This is an anlysis of the U.S. National Oceanic and Atmospheric Administration’s (NOAA) storm database. It addressed major storms and weather events in the United States from 1950 to 2011 in terms of injuries, and property damage. As results, Tornado is the most harmful for population health, and Flood have the greatest economic consequences.
#load packages
library(dplyr)
##
## Attaching package: 'dplyr'
## The following objects are masked from 'package:stats':
##
## filter, lag
## The following objects are masked from 'package:base':
##
## intersect, setdiff, setequal, union
#download data
download.file("http://d396qusza40orc.cloudfront.net/repdata%2Fdata%2FStormData.csv.bz2","storm.data")
# read data
storm.data <- read.csv("storm.data")
#select variables
storm<-storm.data %>% select(
EVTYPE, FATALITIES, INJURIES,#directly related varibales
contains("DMG")#for damange related variables
)
#create prop.damage in proper units
storm<-storm%>%mutate(prop.dmg=case_when(
PROPDMGEXP == "H" ~ PROPDMG * 10^2,
PROPDMGEXP == "K" ~ PROPDMG * 10^3,
PROPDMGEXP == "M" ~ PROPDMG * 10^6,
PROPDMGEXP == "B" ~ PROPDMG * 10^9
))
#view it
storm%>%group_by(prop.dmg)%>%count()
## # A tibble: 1,655 × 2
## # Groups: prop.dmg [1,655]
## prop.dmg n
## <dbl> <int>
## 1 0 197195
## 2 10 850
## 3 20 46
## 4 30 1599
## 5 40 2
## 6 50 557
## 7 60 21
## 8 70 3
## 9 100 1426
## 10 110 27
## # … with 1,645 more rows
#create crop.damage in proper units
storm<-storm%>%mutate(crop.dmg=case_when(
CROPDMGEXP == "H" ~ CROPDMG * 10^2,
CROPDMGEXP == "K" ~ CROPDMG * 10^3,
CROPDMGEXP == "M" ~ CROPDMG * 10^6,
CROPDMGEXP == "B" ~ CROPDMG * 10^9
))
#view it
storm%>%group_by(crop.dmg)%>%count()
## # A tibble: 524 × 2
## # Groups: crop.dmg [524]
## crop.dmg n
## <dbl> <int>
## 1 0 261773
## 2 10 1
## 3 50 156
## 4 100 13
## 5 150 2
## 6 200 25
## 7 240 1
## 8 250 3
## 9 280 1
## 10 300 7
## # … with 514 more rows
health<-storm%>% group_by(EVTYPE) %>%
summarise(sum.pop=sum(FATALITIES+ INJURIES))%>%
arrange(desc(sum.pop))
library(ggplot2)
health[1:5,]%>%ggplot(aes(x = EVTYPE, y = sum.pop))+
geom_bar(stat = "identity", fill = "blue", las = 3)+
xlab("Event Type") + ylab("Fatalities") + ggtitle("Number of fatalities by top 10 Weather Events")

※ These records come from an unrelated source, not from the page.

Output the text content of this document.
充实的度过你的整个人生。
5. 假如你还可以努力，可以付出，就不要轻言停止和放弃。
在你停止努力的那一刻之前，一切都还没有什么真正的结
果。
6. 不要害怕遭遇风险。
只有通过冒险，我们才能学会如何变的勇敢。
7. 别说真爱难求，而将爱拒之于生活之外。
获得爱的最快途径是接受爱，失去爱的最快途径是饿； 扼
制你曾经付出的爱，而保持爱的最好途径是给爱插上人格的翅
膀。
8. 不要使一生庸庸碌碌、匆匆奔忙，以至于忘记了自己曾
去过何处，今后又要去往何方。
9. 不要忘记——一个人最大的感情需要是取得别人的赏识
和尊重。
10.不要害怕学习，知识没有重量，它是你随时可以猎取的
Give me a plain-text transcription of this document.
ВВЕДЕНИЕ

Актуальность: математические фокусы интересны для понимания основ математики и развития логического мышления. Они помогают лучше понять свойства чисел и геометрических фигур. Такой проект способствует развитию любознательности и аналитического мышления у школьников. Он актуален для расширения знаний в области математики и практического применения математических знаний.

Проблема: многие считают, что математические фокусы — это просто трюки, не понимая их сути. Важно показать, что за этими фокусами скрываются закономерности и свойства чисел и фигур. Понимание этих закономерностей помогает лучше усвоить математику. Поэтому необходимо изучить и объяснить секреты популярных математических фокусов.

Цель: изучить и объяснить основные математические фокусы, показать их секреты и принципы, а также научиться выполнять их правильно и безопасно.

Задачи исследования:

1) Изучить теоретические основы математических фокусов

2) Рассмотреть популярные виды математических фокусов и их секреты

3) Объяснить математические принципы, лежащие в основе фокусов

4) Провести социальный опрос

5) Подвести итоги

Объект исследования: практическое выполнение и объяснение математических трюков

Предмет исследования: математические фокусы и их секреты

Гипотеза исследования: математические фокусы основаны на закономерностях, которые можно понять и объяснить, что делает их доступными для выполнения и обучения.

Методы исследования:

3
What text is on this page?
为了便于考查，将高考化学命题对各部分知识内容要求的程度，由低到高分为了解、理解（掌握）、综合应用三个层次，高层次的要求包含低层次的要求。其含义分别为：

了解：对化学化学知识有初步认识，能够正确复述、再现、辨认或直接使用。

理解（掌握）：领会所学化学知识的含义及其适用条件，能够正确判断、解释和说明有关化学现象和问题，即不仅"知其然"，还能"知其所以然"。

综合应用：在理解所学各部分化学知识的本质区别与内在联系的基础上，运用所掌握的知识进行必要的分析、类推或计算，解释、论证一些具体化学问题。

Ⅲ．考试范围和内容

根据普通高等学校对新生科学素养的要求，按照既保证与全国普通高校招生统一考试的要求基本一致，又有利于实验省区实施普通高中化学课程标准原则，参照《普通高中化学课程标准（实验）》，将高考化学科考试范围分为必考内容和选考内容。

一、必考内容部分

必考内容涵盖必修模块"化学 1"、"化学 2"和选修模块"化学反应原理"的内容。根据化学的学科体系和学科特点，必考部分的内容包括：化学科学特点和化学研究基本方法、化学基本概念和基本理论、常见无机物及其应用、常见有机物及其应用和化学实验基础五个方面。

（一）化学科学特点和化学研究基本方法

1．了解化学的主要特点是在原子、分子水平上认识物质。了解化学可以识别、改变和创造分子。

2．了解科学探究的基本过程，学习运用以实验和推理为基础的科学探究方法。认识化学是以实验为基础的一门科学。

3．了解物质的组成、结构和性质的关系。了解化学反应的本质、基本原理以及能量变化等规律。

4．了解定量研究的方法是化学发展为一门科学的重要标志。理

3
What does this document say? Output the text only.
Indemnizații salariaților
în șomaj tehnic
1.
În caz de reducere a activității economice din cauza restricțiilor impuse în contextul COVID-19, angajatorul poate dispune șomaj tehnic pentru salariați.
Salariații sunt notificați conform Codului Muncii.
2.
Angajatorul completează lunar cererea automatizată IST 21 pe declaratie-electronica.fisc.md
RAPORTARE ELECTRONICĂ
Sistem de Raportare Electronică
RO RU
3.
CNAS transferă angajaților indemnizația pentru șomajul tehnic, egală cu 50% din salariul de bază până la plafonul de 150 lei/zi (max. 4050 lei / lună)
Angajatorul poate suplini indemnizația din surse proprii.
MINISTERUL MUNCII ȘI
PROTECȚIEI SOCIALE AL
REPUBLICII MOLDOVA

## Warning: Ignoring unknown parameters: las
From the barplot, Tornado has the highest fatalties and injuries number.
econ<-storm%>% group_by(EVTYPE) %>%
summarise(sum.econ=sum(prop.dmg + crop.dmg))%>%
arrange(desc(sum.econ))
library(ggplot2)
econ[1:5,]%>%ggplot(aes(x = EVTYPE, y = sum.econ))+
geom_bar(stat = "identity", fill = "blue", las = 3)+
theme(axis.text.x = element_text(angle = 90, hjust = 1))+
xlab("Event Type") + ylab("Damages ($)") + ggtitle("Property & Crop Damages by top 10 Weather Events")
## Warning: Ignoring unknown parameters: las
From the barplot, Flood has the highest negative economical impact (i.e., loss of money).